Field sees KMCS not as a security barrier, but merely as a further component of the overall security approach, since KMCS cannot itself determine whether code has good or bad intentions. He states that KMCS does however enable the author of the code to be determined, and thereby offers Microsoft the opportunity to, for example, follow up problems relating to crashes provoked by particular software within the scope of Microsoft Online Crash Analysis. The mechanism thus represents a trust model. Furthermore, the Atsiv driver demonstrates that it works - the author of the driver was not anonymous and the integrity of the Atsiv driver itself was successfully validated, i.e. it was possible to determine that the driver had not been modified.

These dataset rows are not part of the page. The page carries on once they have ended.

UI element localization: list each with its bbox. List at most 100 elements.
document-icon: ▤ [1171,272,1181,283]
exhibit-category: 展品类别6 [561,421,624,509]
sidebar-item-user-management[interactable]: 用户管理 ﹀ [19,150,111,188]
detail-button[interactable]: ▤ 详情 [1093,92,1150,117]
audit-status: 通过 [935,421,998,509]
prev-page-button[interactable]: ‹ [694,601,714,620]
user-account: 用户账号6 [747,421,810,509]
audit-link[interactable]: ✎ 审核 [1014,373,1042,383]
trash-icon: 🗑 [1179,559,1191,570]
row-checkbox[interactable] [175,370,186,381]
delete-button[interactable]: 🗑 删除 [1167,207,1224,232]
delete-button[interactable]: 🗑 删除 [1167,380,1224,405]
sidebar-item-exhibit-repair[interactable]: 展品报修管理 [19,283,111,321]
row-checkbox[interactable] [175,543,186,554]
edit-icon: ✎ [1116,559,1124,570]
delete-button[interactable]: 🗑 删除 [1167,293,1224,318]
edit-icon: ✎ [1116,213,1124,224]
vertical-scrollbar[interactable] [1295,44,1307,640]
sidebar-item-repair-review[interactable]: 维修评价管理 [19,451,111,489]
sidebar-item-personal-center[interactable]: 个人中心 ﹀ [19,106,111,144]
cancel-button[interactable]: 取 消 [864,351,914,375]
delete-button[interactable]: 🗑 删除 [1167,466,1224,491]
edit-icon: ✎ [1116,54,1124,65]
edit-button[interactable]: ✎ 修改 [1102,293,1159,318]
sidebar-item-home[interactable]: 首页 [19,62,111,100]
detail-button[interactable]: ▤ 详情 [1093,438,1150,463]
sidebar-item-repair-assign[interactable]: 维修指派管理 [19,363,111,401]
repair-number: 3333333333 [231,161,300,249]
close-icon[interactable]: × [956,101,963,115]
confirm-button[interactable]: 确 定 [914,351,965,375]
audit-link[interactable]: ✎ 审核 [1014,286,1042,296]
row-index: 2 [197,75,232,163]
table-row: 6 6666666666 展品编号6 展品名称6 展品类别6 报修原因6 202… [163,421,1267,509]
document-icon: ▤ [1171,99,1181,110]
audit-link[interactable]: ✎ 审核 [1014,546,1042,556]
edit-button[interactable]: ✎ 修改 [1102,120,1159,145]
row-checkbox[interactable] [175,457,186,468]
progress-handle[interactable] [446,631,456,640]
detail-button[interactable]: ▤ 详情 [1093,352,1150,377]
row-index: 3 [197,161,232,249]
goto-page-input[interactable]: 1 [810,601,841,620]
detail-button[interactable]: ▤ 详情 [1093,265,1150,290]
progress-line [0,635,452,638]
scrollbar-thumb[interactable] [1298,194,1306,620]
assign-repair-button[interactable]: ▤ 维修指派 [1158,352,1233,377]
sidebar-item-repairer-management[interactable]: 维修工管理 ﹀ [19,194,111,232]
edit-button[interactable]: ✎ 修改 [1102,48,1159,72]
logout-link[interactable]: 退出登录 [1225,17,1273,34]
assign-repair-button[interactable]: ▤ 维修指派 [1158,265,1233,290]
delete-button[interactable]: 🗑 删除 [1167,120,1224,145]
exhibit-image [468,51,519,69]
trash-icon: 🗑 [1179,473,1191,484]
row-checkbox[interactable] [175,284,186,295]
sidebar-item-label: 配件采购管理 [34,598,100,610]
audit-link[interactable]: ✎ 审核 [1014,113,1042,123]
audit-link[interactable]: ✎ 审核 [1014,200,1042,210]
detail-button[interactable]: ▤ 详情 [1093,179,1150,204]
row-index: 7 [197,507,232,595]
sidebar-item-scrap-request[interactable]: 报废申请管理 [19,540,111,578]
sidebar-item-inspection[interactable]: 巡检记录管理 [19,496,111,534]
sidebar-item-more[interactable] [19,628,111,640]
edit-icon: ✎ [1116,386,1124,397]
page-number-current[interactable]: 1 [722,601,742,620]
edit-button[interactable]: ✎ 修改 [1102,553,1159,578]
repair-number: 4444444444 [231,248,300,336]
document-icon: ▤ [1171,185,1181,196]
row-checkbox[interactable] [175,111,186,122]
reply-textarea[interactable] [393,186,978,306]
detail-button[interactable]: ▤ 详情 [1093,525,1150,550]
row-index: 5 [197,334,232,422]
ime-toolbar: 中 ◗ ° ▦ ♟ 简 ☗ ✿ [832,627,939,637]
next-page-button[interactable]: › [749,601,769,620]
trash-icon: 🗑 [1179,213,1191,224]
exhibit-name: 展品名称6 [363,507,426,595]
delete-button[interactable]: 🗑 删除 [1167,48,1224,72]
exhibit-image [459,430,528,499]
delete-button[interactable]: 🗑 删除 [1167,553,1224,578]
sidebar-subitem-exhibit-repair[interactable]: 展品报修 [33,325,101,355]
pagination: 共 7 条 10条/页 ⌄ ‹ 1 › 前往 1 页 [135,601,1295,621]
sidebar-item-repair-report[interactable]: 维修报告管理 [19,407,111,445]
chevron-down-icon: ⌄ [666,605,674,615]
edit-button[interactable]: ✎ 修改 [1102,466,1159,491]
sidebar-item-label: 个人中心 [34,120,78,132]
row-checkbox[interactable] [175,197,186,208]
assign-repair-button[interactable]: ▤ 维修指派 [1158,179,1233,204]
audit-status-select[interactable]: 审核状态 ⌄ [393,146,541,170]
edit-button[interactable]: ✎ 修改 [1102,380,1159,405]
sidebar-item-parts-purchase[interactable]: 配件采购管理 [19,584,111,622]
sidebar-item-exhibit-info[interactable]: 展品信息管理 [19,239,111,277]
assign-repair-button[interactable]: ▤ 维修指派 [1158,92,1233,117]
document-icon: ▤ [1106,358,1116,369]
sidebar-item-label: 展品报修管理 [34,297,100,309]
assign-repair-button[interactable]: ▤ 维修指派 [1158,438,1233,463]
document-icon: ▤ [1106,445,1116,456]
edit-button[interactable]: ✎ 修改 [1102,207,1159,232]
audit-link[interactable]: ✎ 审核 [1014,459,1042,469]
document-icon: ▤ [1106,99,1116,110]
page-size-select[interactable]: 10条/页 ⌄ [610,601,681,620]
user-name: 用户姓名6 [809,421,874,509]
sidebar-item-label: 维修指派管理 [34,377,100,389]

Because of the infringement of KMCS guidelines Microsoft has initiated the process of certificate revocation by Verisign so that the driver can no longer be installed. Further, they intend to place the certificate on the kernel list of blocked certificates, which will prevent the driver being loaded after rebooting. The Defender signature should also ensure that users are able to detect the driver and remove it from their hard drives.

From the comments to the blog entry, it appears that many users are concerned about handing over control of their computers to Microsoft or certification authorities such as VeriSign, which seem to play the role of software police. Microsoft has already given clear notification of such a procedure for the Vista DRM system protected environment, which is intended to provide an intrusion resistant corridor for high definition multimedia files.